Namun, sejak 3 Maret 1924, sinar kegemilangan Daulah Islam -yang menjadikan umat Islam menjadi umat terbaik- telah sirna, ulah Kemal Attartuk laknatullah yang telah menghancurkan Daulah Islam. Yang ada kini negeri-negeri Islam menjadi negara lemah bak boneka yang nurut apapun kemauan tuannya.
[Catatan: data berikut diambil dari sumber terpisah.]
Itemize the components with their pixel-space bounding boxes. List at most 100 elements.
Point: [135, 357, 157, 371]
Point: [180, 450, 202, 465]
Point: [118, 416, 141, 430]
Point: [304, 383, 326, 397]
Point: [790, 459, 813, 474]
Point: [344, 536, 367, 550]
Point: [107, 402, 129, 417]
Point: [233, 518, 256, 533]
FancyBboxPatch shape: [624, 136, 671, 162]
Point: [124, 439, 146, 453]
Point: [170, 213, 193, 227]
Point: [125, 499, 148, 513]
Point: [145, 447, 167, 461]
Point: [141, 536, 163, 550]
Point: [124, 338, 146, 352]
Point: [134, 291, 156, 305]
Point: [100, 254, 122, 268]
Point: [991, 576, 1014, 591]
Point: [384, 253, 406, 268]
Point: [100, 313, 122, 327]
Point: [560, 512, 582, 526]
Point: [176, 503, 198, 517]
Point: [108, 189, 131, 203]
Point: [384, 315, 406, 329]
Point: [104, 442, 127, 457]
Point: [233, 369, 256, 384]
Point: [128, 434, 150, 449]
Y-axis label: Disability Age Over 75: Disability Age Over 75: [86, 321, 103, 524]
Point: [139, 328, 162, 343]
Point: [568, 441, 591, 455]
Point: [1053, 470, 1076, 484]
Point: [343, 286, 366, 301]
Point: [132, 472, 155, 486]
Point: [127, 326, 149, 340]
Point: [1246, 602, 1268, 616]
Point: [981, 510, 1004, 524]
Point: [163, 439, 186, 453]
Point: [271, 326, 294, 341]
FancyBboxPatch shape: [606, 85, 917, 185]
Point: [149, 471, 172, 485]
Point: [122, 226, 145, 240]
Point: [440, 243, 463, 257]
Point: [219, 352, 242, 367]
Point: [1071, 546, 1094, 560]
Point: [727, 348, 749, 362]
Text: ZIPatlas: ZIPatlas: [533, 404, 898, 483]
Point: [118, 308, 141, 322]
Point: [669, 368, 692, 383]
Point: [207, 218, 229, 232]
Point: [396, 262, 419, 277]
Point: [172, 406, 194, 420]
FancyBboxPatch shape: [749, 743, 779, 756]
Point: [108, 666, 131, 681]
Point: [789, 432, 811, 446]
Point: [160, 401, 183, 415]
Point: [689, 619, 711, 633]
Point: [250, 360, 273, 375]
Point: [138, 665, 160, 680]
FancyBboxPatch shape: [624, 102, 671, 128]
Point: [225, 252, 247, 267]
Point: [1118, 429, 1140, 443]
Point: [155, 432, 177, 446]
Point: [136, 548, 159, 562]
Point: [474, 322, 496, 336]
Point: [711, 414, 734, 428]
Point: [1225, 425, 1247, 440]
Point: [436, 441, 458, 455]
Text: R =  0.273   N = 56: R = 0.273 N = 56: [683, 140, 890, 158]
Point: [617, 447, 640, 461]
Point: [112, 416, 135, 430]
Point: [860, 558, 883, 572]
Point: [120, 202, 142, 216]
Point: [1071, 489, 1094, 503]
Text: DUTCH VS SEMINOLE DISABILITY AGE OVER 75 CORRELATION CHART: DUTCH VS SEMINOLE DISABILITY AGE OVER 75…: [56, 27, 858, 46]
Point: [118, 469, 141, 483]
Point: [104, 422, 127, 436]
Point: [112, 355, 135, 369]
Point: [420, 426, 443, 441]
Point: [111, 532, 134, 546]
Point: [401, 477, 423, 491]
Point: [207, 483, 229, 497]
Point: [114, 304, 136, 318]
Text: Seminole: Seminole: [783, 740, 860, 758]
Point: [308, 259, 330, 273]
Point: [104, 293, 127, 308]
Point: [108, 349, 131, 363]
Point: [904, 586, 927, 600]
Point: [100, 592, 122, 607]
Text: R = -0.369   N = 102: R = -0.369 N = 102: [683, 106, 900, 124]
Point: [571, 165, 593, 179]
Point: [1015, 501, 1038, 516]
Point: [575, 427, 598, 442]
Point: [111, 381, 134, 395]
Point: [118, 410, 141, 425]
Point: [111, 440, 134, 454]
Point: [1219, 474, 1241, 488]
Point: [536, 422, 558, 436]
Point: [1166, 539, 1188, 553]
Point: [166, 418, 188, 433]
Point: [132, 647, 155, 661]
Ketidakhadiran daulah di tengah umat Islam menjadikan kita tak lagi bersinar seperti seharusnya dan menjadi negeri-negeri yang lemah seperti boneka yang mengikuti tuannya. Maka wajar sekali kelambanan penanganan terjadi pada negeri ini mulai dari masalah pendanaan, obat, hingga manajemen yang semrawut. Kelambanan ini juga menjadikan penanganan virus ini tidak kunjung usai dan semakin bertambah kasus terjangkitnya hari demi hari. Untuk itu, diperlukan pemikiran, perasaan, dan aturan yang sama dengan meneladani jejak Rasulullah dan para sahabat serta mengikuti metode yang sama. Metode yang sama yaitu adanya institusi sekelas negara (khilafah) yang diatur dengan syariah Islam secara keseluruhan bukan parsial. Oleh karena itu, maka akan lahirlah kembali peradaban yang cemerlang sebagaimana terbukti pada sejarah Islam yang pasti akan segera berulang sebentar lagi, insya Allah.